Emilio: Se intendi quante volte ho riascoltato il disco, ti devo rispondere che l’ho sentito e risentito. Quando si missa un lavoro ogni pezzo viene come esaminato ai raggi X attraverso ripetuti ascolti e microscopiche modifiche. Non sono però uno che quando ha l’lp finito, in mano, se lo riascolta duecentomila volte. Lo ascolto una volta sullo stereo di casa, una volta in cuffia e una volta nello stereo della macchina, poi inevitabilmente lo regalo! Io infatti ho solo roba masterizzata o in mp3 dei settlefish a casa..
Jonathan: Si anche io ascolto molto poco la nostra musica..gli unici momenti sono quando me lo chiede un amico o qualcuno che deve sentire per la prima volta quello che facciamo. Non mi dispiace nemmeno come cosa da fare ma in generale preferisco ascoltare qualcosa di nuovo.
Scusate se mi autocito … ho scritto di voi che siete l’unico gruppo italiano che si merita di uscire per Deep Elm…e cavolo se lo penso…però voi ora dovete levarmi una curiosità…mi dovete raccontare il momento esatto dell’offerta!

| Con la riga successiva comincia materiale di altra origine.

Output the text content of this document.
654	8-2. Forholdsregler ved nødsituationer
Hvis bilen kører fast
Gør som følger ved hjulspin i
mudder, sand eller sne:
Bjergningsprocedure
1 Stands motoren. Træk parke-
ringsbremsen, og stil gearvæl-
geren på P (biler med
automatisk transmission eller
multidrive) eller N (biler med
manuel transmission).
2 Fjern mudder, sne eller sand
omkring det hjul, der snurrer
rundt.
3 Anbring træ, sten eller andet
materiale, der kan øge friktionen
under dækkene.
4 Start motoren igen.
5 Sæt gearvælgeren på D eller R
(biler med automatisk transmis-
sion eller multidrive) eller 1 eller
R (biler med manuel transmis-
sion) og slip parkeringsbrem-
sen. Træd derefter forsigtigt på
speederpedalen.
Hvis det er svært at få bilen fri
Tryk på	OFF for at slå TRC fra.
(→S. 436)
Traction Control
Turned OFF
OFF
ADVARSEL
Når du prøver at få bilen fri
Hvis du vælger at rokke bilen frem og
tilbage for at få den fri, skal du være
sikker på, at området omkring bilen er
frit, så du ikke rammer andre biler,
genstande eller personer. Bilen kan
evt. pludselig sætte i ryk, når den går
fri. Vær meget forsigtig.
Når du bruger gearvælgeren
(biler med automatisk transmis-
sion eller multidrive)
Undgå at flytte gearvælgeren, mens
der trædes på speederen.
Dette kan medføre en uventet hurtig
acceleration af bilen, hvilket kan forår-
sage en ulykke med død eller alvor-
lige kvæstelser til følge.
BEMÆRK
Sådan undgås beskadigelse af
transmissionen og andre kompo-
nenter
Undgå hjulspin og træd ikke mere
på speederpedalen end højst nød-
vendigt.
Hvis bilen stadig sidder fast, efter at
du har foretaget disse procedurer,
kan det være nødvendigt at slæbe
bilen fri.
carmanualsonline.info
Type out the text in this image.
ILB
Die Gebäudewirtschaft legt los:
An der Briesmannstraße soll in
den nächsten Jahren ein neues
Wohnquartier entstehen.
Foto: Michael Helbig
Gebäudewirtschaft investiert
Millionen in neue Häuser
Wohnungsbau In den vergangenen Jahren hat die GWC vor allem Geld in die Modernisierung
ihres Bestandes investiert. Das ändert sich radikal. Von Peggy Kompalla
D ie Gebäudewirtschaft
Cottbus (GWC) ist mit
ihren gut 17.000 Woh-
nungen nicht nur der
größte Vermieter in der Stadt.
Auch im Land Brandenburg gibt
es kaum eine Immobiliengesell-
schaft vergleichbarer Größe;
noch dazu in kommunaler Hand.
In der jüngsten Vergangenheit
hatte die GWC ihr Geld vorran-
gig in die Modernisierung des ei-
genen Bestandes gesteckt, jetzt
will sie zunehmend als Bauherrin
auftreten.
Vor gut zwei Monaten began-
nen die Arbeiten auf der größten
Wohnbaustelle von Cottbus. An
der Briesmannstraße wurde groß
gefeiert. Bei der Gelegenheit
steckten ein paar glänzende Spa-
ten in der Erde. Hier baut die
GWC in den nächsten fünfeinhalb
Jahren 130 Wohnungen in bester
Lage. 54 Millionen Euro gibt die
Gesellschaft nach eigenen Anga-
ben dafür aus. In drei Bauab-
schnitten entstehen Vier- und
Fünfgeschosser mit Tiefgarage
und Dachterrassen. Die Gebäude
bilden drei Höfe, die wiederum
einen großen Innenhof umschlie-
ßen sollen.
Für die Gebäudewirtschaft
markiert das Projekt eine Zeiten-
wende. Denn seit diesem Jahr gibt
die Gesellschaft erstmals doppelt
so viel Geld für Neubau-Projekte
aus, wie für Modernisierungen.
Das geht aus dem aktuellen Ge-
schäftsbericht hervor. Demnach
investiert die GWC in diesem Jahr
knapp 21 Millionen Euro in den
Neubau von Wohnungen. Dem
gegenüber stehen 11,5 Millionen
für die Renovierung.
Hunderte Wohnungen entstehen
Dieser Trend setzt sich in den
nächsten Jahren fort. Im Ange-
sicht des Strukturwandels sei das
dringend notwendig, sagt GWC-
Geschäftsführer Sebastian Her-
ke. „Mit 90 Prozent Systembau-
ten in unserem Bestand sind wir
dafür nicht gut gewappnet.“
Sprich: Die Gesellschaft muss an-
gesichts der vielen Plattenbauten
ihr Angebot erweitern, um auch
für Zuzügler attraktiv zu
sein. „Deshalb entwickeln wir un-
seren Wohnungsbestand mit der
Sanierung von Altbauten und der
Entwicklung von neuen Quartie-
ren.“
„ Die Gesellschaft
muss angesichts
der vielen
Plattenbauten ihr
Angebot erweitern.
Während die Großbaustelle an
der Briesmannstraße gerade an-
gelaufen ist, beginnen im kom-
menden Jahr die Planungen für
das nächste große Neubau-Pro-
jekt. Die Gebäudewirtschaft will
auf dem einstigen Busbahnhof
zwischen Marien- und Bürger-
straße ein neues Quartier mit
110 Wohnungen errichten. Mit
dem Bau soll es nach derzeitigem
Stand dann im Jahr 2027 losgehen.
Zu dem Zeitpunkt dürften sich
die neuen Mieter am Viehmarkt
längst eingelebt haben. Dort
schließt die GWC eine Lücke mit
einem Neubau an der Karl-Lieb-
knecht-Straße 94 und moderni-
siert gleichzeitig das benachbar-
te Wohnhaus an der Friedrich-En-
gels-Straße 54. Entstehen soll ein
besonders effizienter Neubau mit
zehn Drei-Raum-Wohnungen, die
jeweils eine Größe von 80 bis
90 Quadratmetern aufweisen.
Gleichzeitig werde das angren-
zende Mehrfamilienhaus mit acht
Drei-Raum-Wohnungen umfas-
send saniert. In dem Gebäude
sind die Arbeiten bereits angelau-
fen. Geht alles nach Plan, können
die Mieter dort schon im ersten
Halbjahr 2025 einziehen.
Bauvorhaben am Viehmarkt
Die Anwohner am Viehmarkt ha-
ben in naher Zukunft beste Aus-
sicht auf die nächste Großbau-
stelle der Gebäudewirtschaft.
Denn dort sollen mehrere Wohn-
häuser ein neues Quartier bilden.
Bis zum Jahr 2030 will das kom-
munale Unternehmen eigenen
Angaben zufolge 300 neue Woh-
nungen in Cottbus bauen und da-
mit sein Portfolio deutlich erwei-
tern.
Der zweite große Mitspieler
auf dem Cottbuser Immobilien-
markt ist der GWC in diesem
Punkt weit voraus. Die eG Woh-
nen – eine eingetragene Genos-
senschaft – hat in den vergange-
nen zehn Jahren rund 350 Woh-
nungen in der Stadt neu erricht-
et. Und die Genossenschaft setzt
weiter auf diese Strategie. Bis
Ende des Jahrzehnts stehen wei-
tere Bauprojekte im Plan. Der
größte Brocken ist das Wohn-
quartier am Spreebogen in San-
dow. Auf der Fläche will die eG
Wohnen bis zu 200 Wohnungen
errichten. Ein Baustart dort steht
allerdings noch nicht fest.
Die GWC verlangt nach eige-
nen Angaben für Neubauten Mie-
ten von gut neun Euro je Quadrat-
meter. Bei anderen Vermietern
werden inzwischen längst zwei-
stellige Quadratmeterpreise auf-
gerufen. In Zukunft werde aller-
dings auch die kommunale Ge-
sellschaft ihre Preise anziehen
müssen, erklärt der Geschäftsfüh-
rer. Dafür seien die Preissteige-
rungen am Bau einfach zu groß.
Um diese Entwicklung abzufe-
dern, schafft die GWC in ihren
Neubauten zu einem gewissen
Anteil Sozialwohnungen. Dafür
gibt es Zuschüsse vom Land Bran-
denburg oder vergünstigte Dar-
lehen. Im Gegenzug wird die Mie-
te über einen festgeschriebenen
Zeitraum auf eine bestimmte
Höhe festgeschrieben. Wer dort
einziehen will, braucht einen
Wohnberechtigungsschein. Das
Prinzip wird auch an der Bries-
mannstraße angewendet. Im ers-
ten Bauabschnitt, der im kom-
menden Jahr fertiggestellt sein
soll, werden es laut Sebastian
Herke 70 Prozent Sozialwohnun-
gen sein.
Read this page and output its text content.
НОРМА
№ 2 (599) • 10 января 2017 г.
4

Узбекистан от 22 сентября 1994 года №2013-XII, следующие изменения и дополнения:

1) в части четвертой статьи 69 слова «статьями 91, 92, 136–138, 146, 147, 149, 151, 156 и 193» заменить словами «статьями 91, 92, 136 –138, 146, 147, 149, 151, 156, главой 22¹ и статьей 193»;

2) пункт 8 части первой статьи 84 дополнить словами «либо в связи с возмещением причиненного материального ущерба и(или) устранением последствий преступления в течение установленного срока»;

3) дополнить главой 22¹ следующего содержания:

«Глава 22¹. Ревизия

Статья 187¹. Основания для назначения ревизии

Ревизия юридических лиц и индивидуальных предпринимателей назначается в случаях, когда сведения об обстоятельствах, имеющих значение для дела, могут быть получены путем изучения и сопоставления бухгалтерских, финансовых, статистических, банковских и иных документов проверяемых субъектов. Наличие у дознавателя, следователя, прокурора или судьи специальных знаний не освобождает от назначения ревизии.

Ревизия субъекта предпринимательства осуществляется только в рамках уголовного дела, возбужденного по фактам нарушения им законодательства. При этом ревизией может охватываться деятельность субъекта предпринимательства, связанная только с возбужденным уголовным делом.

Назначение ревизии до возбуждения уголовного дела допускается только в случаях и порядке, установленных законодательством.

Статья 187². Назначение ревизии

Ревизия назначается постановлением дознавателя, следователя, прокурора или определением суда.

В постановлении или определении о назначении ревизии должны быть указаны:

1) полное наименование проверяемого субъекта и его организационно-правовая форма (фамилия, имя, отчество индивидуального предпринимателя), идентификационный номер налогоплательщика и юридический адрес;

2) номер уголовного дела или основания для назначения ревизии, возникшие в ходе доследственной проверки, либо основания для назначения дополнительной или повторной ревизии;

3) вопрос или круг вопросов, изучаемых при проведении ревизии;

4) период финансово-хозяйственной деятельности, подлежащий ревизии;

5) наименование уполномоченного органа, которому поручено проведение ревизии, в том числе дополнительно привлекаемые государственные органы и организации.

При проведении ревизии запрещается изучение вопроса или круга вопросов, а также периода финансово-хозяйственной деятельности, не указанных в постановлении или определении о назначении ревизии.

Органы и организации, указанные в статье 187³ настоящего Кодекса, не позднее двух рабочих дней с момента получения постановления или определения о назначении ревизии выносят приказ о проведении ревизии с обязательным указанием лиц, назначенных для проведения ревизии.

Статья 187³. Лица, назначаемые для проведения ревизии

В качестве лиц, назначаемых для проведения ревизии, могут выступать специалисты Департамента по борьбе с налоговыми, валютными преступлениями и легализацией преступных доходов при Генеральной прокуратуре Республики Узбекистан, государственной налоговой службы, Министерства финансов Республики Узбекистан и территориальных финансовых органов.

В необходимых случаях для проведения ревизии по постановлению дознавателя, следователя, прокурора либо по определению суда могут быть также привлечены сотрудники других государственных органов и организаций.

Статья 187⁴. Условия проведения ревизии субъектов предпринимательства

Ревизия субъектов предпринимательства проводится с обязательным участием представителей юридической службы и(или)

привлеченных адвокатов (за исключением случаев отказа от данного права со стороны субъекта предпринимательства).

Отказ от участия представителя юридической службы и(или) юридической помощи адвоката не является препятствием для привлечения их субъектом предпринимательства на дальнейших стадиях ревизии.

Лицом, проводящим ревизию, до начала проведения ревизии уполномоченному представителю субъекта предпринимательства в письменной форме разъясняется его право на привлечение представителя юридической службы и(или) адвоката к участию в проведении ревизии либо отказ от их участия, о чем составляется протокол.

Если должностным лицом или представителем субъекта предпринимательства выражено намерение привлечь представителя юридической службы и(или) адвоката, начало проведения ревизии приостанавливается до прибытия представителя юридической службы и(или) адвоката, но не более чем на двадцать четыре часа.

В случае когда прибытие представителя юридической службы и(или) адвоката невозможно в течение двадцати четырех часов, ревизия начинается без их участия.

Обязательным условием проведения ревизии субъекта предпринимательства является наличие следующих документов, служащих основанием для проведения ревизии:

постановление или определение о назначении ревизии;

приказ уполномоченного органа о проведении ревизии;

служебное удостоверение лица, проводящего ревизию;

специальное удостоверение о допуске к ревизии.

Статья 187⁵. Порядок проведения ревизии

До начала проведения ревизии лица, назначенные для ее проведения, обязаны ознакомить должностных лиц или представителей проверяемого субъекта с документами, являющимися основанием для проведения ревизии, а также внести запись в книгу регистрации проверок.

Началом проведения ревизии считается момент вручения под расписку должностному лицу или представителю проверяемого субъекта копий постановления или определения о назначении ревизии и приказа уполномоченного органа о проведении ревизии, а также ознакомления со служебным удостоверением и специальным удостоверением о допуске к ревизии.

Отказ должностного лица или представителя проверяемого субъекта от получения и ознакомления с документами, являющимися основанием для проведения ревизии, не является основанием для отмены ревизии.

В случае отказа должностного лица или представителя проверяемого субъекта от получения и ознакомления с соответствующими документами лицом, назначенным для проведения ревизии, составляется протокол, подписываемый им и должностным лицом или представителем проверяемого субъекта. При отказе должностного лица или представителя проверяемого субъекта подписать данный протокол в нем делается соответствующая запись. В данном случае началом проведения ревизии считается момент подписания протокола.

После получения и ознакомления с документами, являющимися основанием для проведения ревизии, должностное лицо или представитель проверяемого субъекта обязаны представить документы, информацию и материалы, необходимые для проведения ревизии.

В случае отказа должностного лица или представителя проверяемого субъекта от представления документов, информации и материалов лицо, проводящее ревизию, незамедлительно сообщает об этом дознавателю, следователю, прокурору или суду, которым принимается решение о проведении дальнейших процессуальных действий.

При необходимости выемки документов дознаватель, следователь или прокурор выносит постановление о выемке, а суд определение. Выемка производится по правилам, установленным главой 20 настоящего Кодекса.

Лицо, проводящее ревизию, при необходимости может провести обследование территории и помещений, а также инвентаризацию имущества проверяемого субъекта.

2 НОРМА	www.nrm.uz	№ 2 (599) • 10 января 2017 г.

Telefono, Mail…come e che tempo faceva, che avevate mangiato quel giorno…tutto, voglio sapere tutto!
Emilio: Era, mi pare, il febbraio del 2002 e io e Phil eravamo usciti a prenderci una birra, qui vicino a casa mia. Eravamo parecchio depressi perché avevamo spedito si e no 100 demo alle etichette che più ci piacevano, e nessuno ci aveva risposto. Verso L’una di notte ci salutammo e ci dirigemmo alle rispettive case. Un attimo prima di spegnere il telefono, Phil mi chiama dicendo che gli era arrivata una e-mail da Deep Elm e che loro erano davvero molto colpiti da quei tre pezzi che avevano sentito. Ci chiedevano in sostanza se potevamo spedirgli altro materiale. Alchè grazie a Danilo e Bruno (l’altro ragazzo oltre me alle chitarre), che hanno un buono studio di registrazione, registrammo in 24 ore sette pezzi da mandargli. Dopo avere sentito anche queste canzoni decisero di farci firmare il fatidico contratto.
Raccontatemi una città americana…una che vi abbia stupito durante il vostro tour…soprattutto in base alla reazione della gente alle vostre sonorità…
Emilio: Io in america non ci sono stato, all’epoca feci un semestre (pessimo) come impiegato in banca.. Me la sono persa! Recupero a luglio!
Jonathan: Non so credo che fosse subito pazzesca la differenza tra una città come Dallas e una più piccola come Austin che però sono relativamente vicine, entrambe nel Texas. La prima completamente grigia, triste, mi ha fatto una pessima impressione..Austin invece, sarà stato anche per il South By SouthWest che si svolgeva in quei giorni per i tanti studenti ha una atmosfera decisamente migliore. Comunque come reazione mi ha colpito in particolare il Nord-est, Syracuse e Rochester, li non so per quale motivo ma hanno apprezzato parecchio, erano tutti molto entusiasti…
Cosa vi piace e cosa no dell’essere diventati “più famosi“?
Emilio: Io ne metterei davvero mille di virgolette! Non mi sembra di essere diventato più famoso! E’ tutto come prima!
Jonathan: si…ancora a questa non si può rispondere!
Parliamo dei vs. Progetti futuri…suonerete all’estero a breve vero? E poi esistono già dei “pezzi” nuovi?
Emilio: saremo in tour dalla fine di aprile alla fine di maggio in europa, dopodiché la prima settimana di maggio partiremo per gli states per un tour di 5 settimane con i nostri compagni di etichetta Desert City Soundtrack. Abbiamo un paio di canzoni che non abbiamo incluso in “the plural of the choir” e un altro paio a cui stiamo lavorando. Ci terremmo davvero tanto a fare uscire un qualcosa in autunno, anche un’ep breve breve!
Jonathan: Abbiamo anche registrato una cover dei Red Red Meat, il pezzo si chiama “Lather” e dovrebbe uscire a presto su un tributo che farà uscire Unhip Records.
Ok ..ultima…cos’è che non vi ho chiesto e che vorreste dirmi?
Emilio: No credo tu sia stata piuttosto esaustiva! Ti ringraziamo per l’intervista, e ci si vede a Napoli!